Created attachment 126886 [details]
I might have spoke too soon with the memory manager patches, I'm seeing a stack trace just as the machine is just about to switch off.
Also it takes about 30 seconds to switch off my laptop now, I think it's amdgpu related, it seems to wait then fire up the card then switch off - it could also be hard disk or even systemd related though.

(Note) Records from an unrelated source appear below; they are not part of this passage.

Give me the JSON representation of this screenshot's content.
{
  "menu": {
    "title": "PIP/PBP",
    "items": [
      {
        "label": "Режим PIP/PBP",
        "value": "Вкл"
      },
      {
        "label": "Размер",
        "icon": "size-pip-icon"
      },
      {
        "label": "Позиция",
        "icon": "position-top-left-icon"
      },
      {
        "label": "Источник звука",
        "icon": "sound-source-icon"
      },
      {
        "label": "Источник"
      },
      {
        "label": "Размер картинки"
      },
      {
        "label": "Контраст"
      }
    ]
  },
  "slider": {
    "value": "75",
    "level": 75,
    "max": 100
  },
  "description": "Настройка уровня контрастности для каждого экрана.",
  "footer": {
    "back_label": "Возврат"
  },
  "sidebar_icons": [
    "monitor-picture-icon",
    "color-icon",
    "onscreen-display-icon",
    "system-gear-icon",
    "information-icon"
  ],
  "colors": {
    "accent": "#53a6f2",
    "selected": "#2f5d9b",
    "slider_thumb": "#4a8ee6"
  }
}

I'm attaching the screen shot but it looks like an issue with ttm_bo_force_list_clean
Sorry about the bad quality but I had to record a video in slowmo to capture it, then screenshot that
Does cherry-picking this patch over help?
Yes that fixes it
I've been having a more and more difficult time testing stuff of late, there's been quite a few regressions and I've been carrying more and more patches amongst various branches - lets hope the next cycle will be better
What's your handle on IRC?
(In reply to Mike Lothian from comment #2)
> Yes that fixes it
> I've been having a more and more difficult time testing stuff of late,
> there's been quite a few regressions and I've been carrying more and more
> patches amongst various branches - lets hope the next cycle will be better
Well, bug fixes go to -fixes and new features go to -next. If you want everything, you'd need to merge -fixes into -next.
> What's your handle on IRC?
Sorry I spoke too soon, the issue is still there, it's just more difficult to see as the reboot is so quick now
Maybe a different issue but I've just started getting shutdown issues with agd5f drm-next-4.9-wip
It seems the monitor blanks early so I don't get to see anything - just with halt it doesn't power off.
On current kernel reverting
drm/amdgpu: always apply pci shutdown callbacks (v2)
Apparently fixes it, but it's not that simple. I first saw the issue on the 25th, but with the next update the branch got it went away, so I thought it was fixed. It re-appeared with more recent updates.
Unfortunately it seems the my working recent kernel (26th) has the above commit - so maybe some interaction/timing issue with something else.
I'm still seeing this issue on the 4.9-wip branch and that has this patch included:
@@ -1708,11 +1708,11 @@ void amdgpu_device_fini(struct amdgpu_device *adev)
DRM_INFO("amdgpu: finishing device.\n");
adev->shutdown = true;
/* evict vram memory */
r = amdgpu_fini(adev);
Created attachment 127331 [details]
OK I followed the advice you gave in the other bug about compiling amdgpu as a module and got the following dmesg using
modprobe -r amdgpu && dmesg > dmesg && sync
Created attachment 127340 [details]
After I issue the modprobe -r amdgpu command the system entirely freezes up
I took a screenshot of the final messages - could this be TTM related?
Created attachment 127341 [details]
This captures the BUG that freezes up the system
Created attachment 127565 [details]
The first stack trace in the dmesg is the same, the one captured after the system freezes up is slightly different
Created attachment 127566 [details]
I've tested this again with the latest drm-next-4.10-wip branch and I still get the same errors
Created attachment 128355 [details] [review]
Does this patch help?
It helps the original issue where a saw a panic / stack trace on shutdown and shutdown took a while - so that's great news
I've retested compiling amdgpu as a module and modprobe -r(ing) it - this still kills my machine, would you be interested in me taking more diagnostics? Or can that now be considered a separate bug?
(In reply to Mike Lothian from comment #16)
> It helps the original issue where a saw a panic / stack trace on shutdown
> and shutdown took a while - so that's great news
> I've retested compiling amdgpu as a module and modprobe -r(ing) it - this
> still kills my machine, would you be interested in me taking more
> diagnostics? Or can that now be considered a separate bug?
Separate bug. With this patch, the two code paths (module unload and shutdown are now separate).
*** Bug 98638 has been marked as a duplicate of this bug. ***
Created attachment 128372 [details] [review]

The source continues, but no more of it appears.